I have this one thought. She knew that her husband’s infidelity was going to be thrown in her face over and over again. This is an emotional pain you heal from but never forget. And yet she ran anyway.

This is an instinct most of us never have to grapple with. First responders train themselves to run toward danger. But most of us make choices leading us to comfort, safety, and security, particularly emotional.

And yet, Hillary took everything on — her past, her husband’s past, the future of our country. She has grit.

We saw that last night. It’s such a delicate balance, to reveal one’s inner strength and capacity for power, while still inhabiting and expressing grace.

She is a woman who has personally and professionally both won and lost big. And yet, she’s turned nearly every loss into a win. She conceded the loss, and moved in a slightly different direction to achieve a surprise win. Witness just her appointment to Secretary of State by her formal Presidential rival.

After fulfilling her role as First Lady, she could have chosen to live in an ivory tower. But she is there, campaigning, in the trenches. Facing head on the nastiest things that could be said about her and her life’s work. She has developed a thick skin.

I take strength in this approach. My family is navigating a difficult journey. I’m aware of just how precarious life can be. We know this. Yet, living is a conscious unknowing. If we understand this deeply enough, we become more compassionate, empathetic, generous. Even more driven and compelled to help others.

This is true on a macro and micro level. It’s what makes the world go around, continue to exist. I think of Melissa Gates, who seemingly has everything. And she devotes her days to tackling major problems for girls and women in underdeveloped countries. I think of your neighbor at temple or church or mosque, who brings a meal when you’ve suffered loss, even though they may be dealing with their own pain, too.

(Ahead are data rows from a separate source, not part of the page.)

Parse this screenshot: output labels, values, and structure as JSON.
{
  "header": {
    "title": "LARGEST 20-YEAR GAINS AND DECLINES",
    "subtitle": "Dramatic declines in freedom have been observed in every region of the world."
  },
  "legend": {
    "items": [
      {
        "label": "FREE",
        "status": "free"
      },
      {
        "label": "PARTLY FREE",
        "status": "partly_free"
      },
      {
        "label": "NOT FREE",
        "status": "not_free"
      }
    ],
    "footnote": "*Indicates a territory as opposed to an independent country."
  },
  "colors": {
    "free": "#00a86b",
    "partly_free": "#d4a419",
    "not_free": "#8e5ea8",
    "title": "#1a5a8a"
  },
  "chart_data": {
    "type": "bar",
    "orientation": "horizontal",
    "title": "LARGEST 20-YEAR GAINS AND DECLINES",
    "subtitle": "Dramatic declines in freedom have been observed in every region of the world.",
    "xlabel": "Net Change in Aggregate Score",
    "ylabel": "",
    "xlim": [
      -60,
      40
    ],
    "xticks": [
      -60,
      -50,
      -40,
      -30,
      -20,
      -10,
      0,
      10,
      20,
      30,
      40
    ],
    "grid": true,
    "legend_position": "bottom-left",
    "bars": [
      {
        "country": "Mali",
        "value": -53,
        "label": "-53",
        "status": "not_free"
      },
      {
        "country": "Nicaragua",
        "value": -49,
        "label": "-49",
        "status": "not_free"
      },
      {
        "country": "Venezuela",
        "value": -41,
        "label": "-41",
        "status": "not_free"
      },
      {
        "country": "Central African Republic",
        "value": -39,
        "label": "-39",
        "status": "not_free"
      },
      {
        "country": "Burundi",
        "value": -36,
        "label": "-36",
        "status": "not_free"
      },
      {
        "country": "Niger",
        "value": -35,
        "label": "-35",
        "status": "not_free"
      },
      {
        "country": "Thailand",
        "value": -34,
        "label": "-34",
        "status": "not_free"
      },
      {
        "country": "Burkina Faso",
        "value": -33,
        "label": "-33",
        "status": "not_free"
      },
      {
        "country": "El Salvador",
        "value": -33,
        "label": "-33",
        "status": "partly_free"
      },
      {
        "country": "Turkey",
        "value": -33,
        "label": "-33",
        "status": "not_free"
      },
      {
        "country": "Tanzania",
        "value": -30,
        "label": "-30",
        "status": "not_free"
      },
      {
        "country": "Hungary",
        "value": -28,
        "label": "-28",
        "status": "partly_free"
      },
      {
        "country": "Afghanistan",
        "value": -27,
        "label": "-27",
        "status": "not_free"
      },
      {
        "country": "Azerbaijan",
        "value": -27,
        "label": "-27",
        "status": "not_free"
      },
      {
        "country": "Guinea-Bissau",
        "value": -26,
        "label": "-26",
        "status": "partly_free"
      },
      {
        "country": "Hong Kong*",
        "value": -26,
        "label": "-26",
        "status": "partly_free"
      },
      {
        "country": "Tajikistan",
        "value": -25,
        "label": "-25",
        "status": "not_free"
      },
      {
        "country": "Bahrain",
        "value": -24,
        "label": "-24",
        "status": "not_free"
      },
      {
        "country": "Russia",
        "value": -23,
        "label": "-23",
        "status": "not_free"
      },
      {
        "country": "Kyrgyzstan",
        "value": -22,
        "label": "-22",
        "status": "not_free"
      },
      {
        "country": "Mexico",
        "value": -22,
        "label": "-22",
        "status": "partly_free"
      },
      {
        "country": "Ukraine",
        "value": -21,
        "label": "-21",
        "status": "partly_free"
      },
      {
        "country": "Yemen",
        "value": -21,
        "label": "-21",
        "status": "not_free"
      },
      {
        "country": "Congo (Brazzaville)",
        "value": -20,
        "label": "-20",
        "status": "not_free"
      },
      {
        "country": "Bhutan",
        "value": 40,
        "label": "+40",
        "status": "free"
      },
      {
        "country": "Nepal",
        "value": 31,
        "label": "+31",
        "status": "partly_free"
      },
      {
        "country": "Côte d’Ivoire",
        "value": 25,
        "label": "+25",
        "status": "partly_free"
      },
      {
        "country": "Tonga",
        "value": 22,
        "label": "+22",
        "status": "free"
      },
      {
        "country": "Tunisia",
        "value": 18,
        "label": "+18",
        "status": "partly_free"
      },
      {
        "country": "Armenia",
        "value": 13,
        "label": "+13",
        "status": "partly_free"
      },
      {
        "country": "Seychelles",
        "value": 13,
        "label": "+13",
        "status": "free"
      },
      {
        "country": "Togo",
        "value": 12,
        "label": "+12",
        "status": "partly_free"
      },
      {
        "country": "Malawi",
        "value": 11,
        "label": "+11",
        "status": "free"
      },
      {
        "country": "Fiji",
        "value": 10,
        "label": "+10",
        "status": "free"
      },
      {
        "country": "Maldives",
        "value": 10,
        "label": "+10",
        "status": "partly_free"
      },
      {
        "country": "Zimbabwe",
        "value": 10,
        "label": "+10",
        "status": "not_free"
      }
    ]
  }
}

One story in this campaign has resonated with me. A man named James Grissom, a beautiful writer, had cancer. His insurance wouldn’t cover his treatments and the hospital was charging him, while he was still very sick. He was possibly going to die, because the entities entrusted were making greedy, callous decisions. At one point his doctor suggested he contact his Senator, who was Clinton.

The story goes that she immediately got personally involved and righted the wrongs, really had a hand in saving his life. You see, whether you love her or hate her, vilify or hold her up, you can’t deny that she has taken extraordinary moments of power to lift others up.

The question I have is what made that physician think of that recommendation. Politicians have such a bad rap, how many of us consider that they might actually care about us. That to me, the intersection of healing and politics, is fascinating. Because so many of us have lost faith in our own humanity.

But we can’t. I’m deep in the weeds right now, and the only way out is asking for God or the universe, and others greater than myself, to help me up. Humility is a hard lesson. Vulnerability even more so.

The truth is, no matter what we build around us, no matter what protections we erect, terrible and inexplicable  things will happen to us, as individuals and as a nation, as a global entity. We are in this world together.

Our instincts tells us to save ourselves. But as nearly every parent knows, this is superceded by our primal need to protect and save our children, our future. We know we are capable of running into any force to pull our children out of harm’s way. This, too, compels us to action.

I’ve made no secret that I don’t like Trump, not his misogyny, his racism, and all the isms. But the evolution I’m undergoing in this election is to have more compassion. Even when I know I might not be met with the same.

I really think that is our only hope for survival. I don’t think it’s about winning. I think it’s about loving. Even when the world, or God, or our enemies are against us, have tried to destroy us…we still have to find more reasons to love, to be vulnerable, to hold one another.

We may not be able to forgive or love those that have truly hurt us.  But we endure, we can still find more reasons to love. That is our sustenance, that is our path forward.